AI Threatens to Erase Up to 2.3 Million Jobs in Spain

Sports News » AI Threatens to Erase Up to 2.3 Million Jobs in Spain
Preview AI Threatens to Erase Up to 2.3 Million Jobs in Spain

For over a year and a half, the impact of Artificial Intelligence on employment has been a widely discussed topic. Now, we can better understand its potential effects in Spain, as a significant figure has emerged: up to 2.3 million jobs could disappear in the next 10 years due to AI.

This data comes from a Funcas report on the impact of AI on the Spanish labor market between 2025 and 2035. It highlights that this is no longer a speculative future but rather how employment will shift as companies integrate AI into more processes, potentially making humans largely dispensable in the workforce.

AI Could Eliminate Around 2.3 Million Jobs in Spain

Funcas estimates a gross job destruction ranging from 1.7 to 2.3 million jobs in Spain. In the central scenario, the figure hovers around 2 million positions as an average. There are also two extreme scenarios: a milder one with approximately 700,000 jobs destroyed, and a much harsher one exceeding 3.5 million.

What’s striking is that the impact isn’t limited to mechanical or highly repetitive tasks. Generative AI is directly targeting many office positions, affecting administrative roles, technical profiles, qualified professionals, content creation, text revision, data analysis, information management, customer service, and internal processes that previously relied on a person behind a screen.

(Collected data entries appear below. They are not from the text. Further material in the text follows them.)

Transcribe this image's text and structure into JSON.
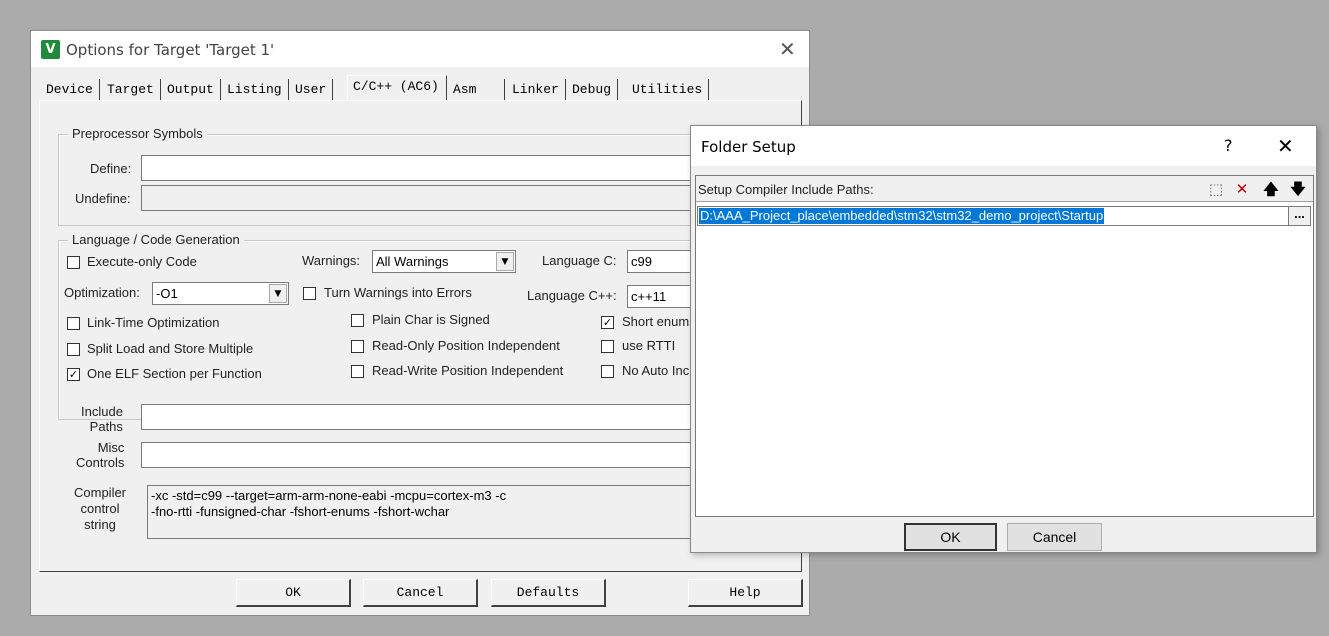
{
  "options_window": {
    "title": "Options for Target 'Target 1'",
    "app_icon_glyph": "V",
    "close_glyph": "✕",
    "tabs": [
      {
        "label": "Device"
      },
      {
        "label": "Target"
      },
      {
        "label": "Output"
      },
      {
        "label": "Listing"
      },
      {
        "label": "User"
      },
      {
        "label": "C/C++ (AC6)",
        "active": true
      },
      {
        "label": "Asm"
      },
      {
        "label": "Linker"
      },
      {
        "label": "Debug"
      },
      {
        "label": "Utilities"
      }
    ],
    "preprocessor": {
      "group_label": "Preprocessor Symbols",
      "define_label": "Define:",
      "define_value": "",
      "undefine_label": "Undefine:",
      "undefine_value": ""
    },
    "language": {
      "group_label": "Language / Code Generation",
      "execute_only_label": "Execute-only Code",
      "execute_only_checked": false,
      "warnings_label": "Warnings:",
      "warnings_value": "All Warnings",
      "language_c_label": "Language C:",
      "language_c_value": "c99",
      "optimization_label": "Optimization:",
      "optimization_value": "-O1",
      "turn_warnings_label": "Turn Warnings into Errors",
      "turn_warnings_checked": false,
      "language_cpp_label": "Language C++:",
      "language_cpp_value": "c++11",
      "lto_label": "Link-Time Optimization",
      "lto_checked": false,
      "plain_char_label": "Plain Char is Signed",
      "plain_char_checked": false,
      "short_enums_label": "Short enums",
      "short_enums_checked": true,
      "split_load_label": "Split Load and Store Multiple",
      "split_load_checked": false,
      "ropi_label": "Read-Only Position Independent",
      "ropi_checked": false,
      "rtti_label": "use RTTI",
      "rtti_checked": false,
      "one_elf_label": "One ELF Section per Function",
      "one_elf_checked": true,
      "rwpi_label": "Read-Write Position Independent",
      "rwpi_checked": false,
      "no_auto_label": "No Auto Inc",
      "no_auto_checked": false
    },
    "include_paths_label_1": "Include",
    "include_paths_label_2": "Paths",
    "include_paths_value": "",
    "misc_label_1": "Misc",
    "misc_label_2": "Controls",
    "misc_value": "",
    "compiler_label_1": "Compiler",
    "compiler_label_2": "control",
    "compiler_label_3": "string",
    "compiler_line_1": "-xc -std=c99 --target=arm-arm-none-eabi -mcpu=cortex-m3 -c",
    "compiler_line_2": "-fno-rtti -funsigned-char -fshort-enums -fshort-wchar",
    "buttons": {
      "ok": "OK",
      "cancel": "Cancel",
      "defaults": "Defaults",
      "help": "Help"
    }
  },
  "folder_setup": {
    "title": "Folder Setup",
    "help_glyph": "?",
    "close_glyph": "✕",
    "list_header": "Setup Compiler Include Paths:",
    "tools": {
      "new_icon": "new-folder-icon",
      "delete_icon": "delete-icon",
      "up_icon": "move-up-icon",
      "down_icon": "move-down-icon"
    },
    "tool_glyphs": {
      "new": "⬚",
      "delete": "✕",
      "up": "🡅",
      "down": "🡇"
    },
    "paths": [
      "D:\\AAA_Project_place\\embedded\\stm32\\stm32_demo_project\\Startup"
    ],
    "browse_label": "...",
    "ok_label": "OK",
    "cancel_label": "Cancel",
    "colors": {
      "selection": "#0078d7",
      "delete": "#c00000"
    }
  }
}
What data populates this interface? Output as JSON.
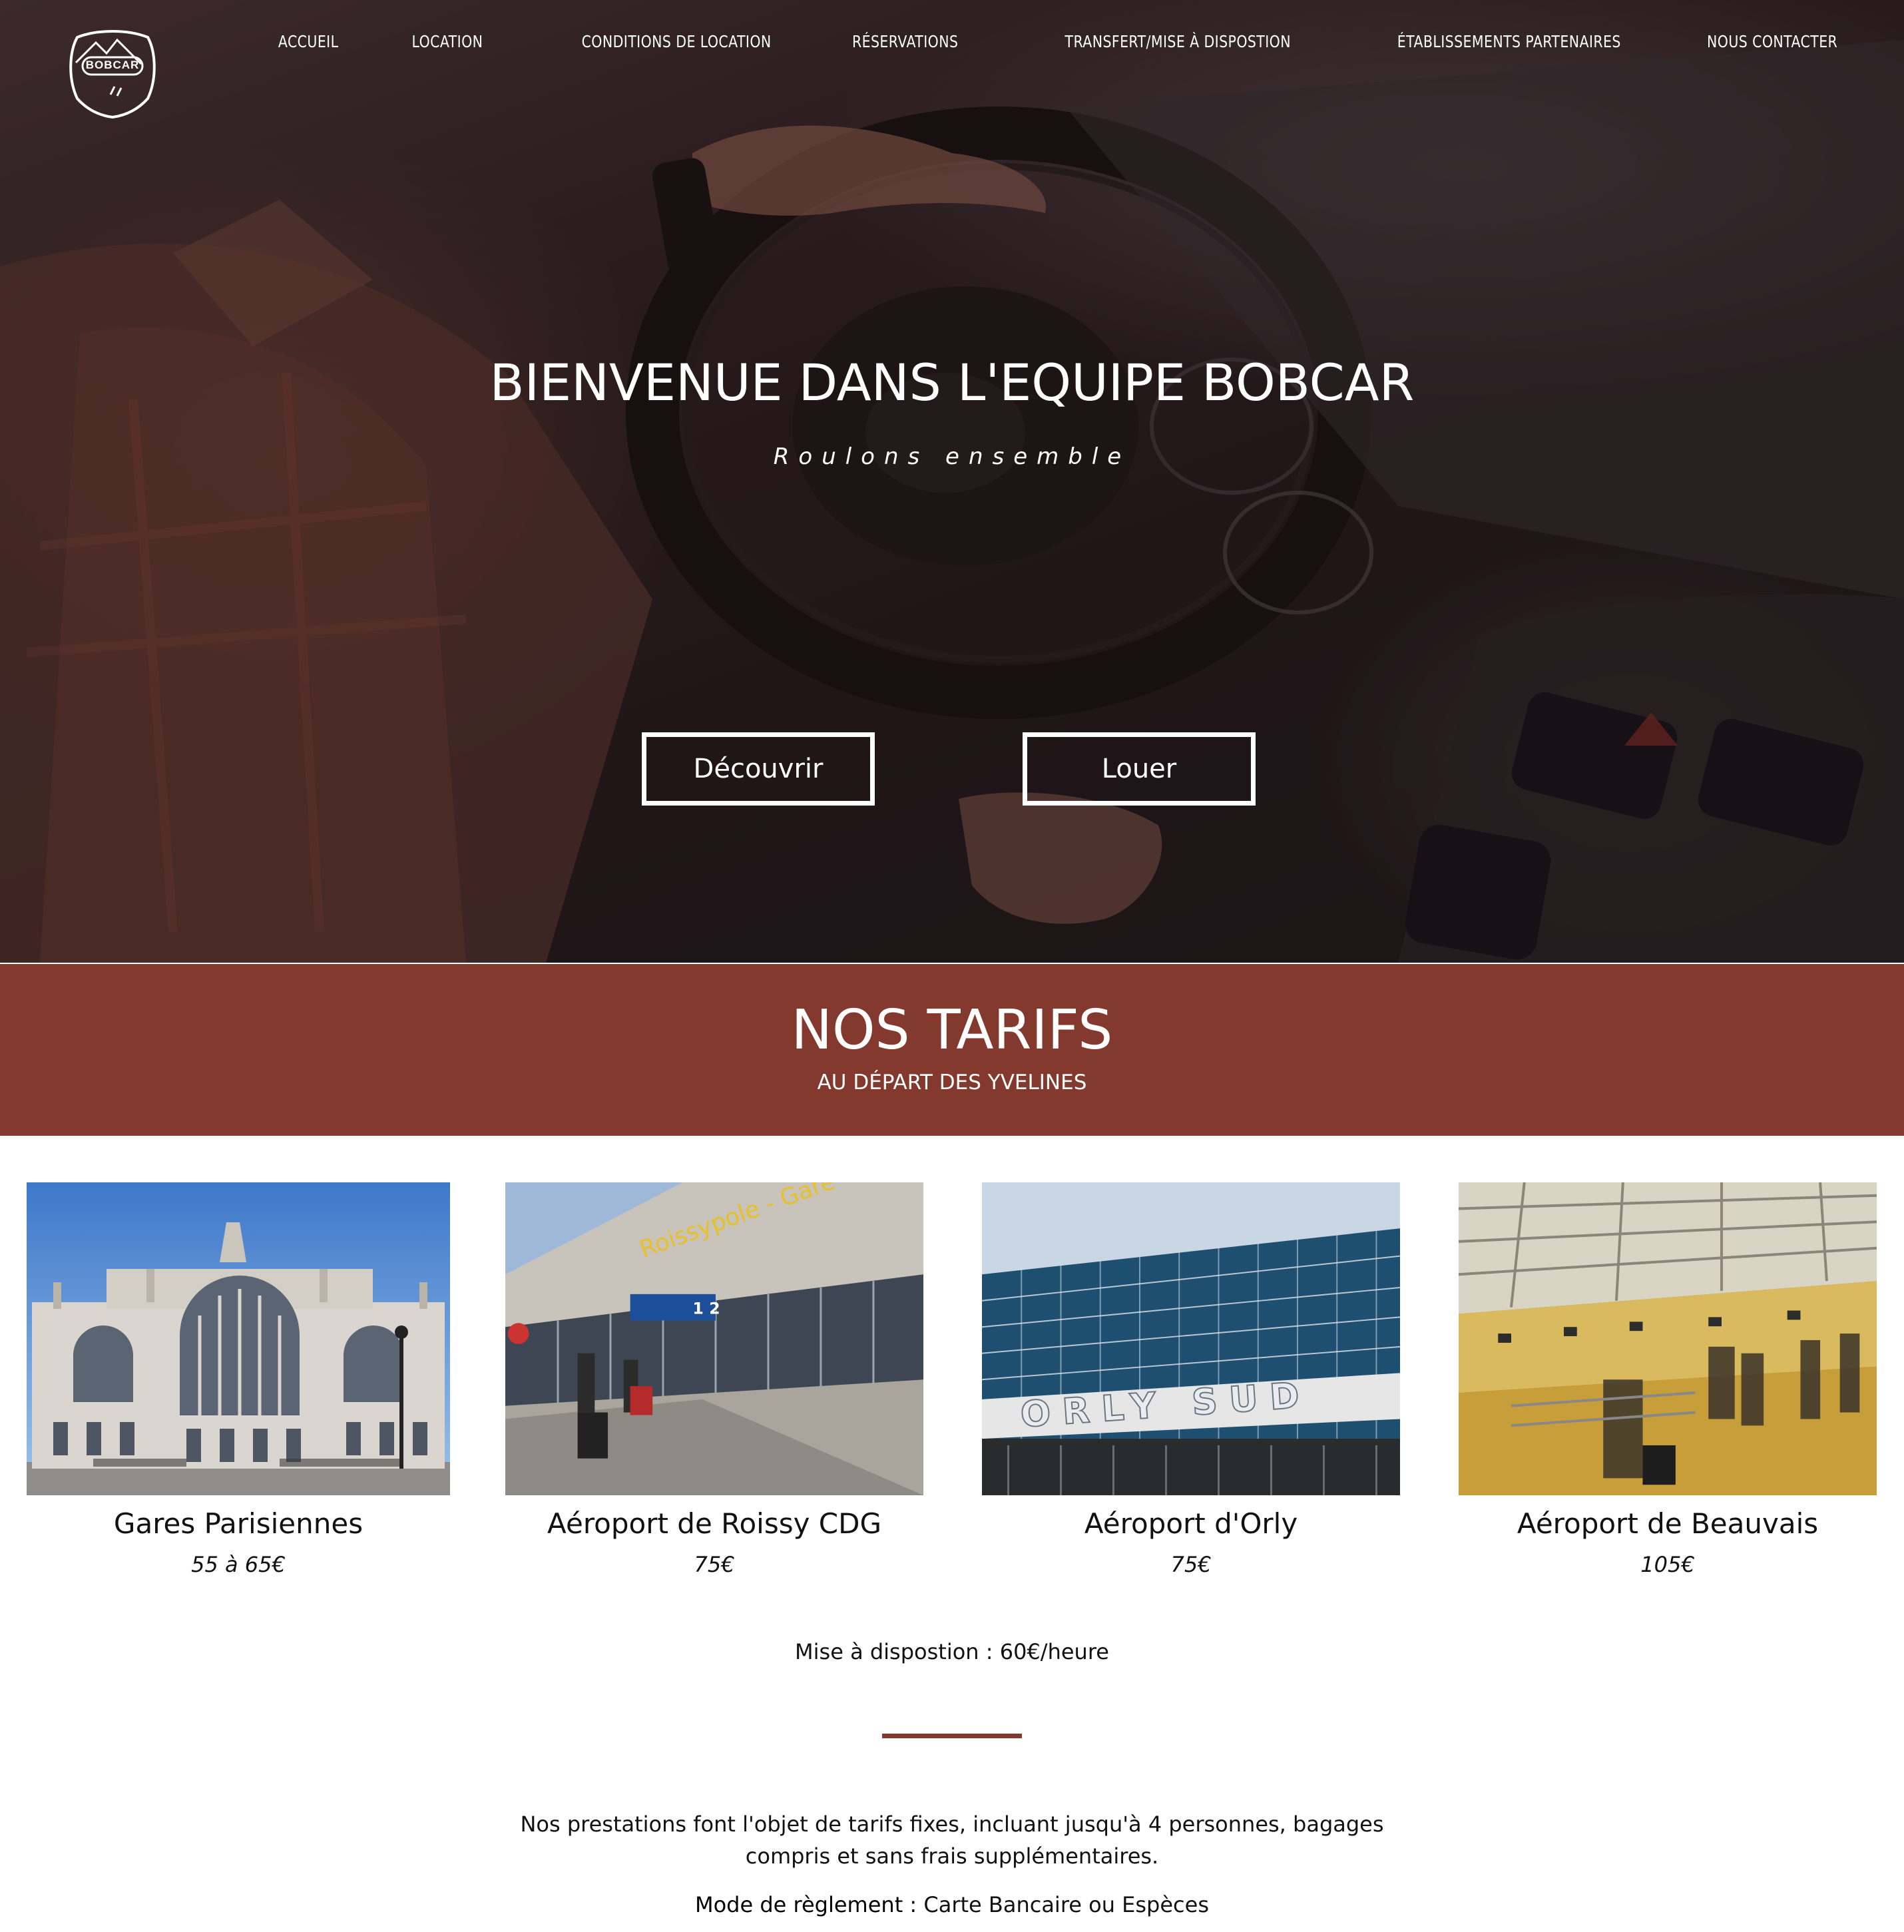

All of us in these roles, including myself, might find ourselves seeking new avenues, perhaps in less conventional fields. Regardless, all is not lost if we strive to adapt and improve, as there is a more optimistic perspective to consider.

Two Scenarios Will Shape Our Future

Funcas distinguishes between two important concepts: being exposed to AI and being automatable by AI. Spain has 27.4% of its jobs exposed to generative AI, slightly above the OECD average of 26%. However, the actual risk of automation is much lower at 5.9%, significantly below the OECD’s 12%. Simply put, many people will work alongside AI, but this doesn’t necessarily mean all those jobs will vanish. This isn’t entirely bad news.

There’s also a less catastrophic outlook. AI not only replaces tasks but also creates new ones; it transforms rather than just destroys. The report estimates that around 1.61 million new jobs linked to this technology could emerge. With this compensation, the net job loss in the central scenario would be about 400,000 positions over 10 years, which is still a substantial number, representing nearly half a million people who may not return to traditional employment.

Companies Are Increasingly Adopting AI

Spanish companies are already embracing this trend. The use of AI in companies with 10 or more employees rose from 12.4% in 2023 to 21.1% in the first quarter of 2025. This is no longer just about casually trying out tools like ChatGPT but about integrating AI into real processes, automation, operations, system delegation, supervision, and much more.

The next decade will clarify which jobs are substituted, which are completely transformed, and which are created thanks to AI. The crucial difference will lie in a fundamental skill: knowing how to use AI or watching as others leverage it for us. Ultimately, as with the internet, AI is poised to reshape employment in Spain. We must evolve with it, or risk falling behind in unemployment rates.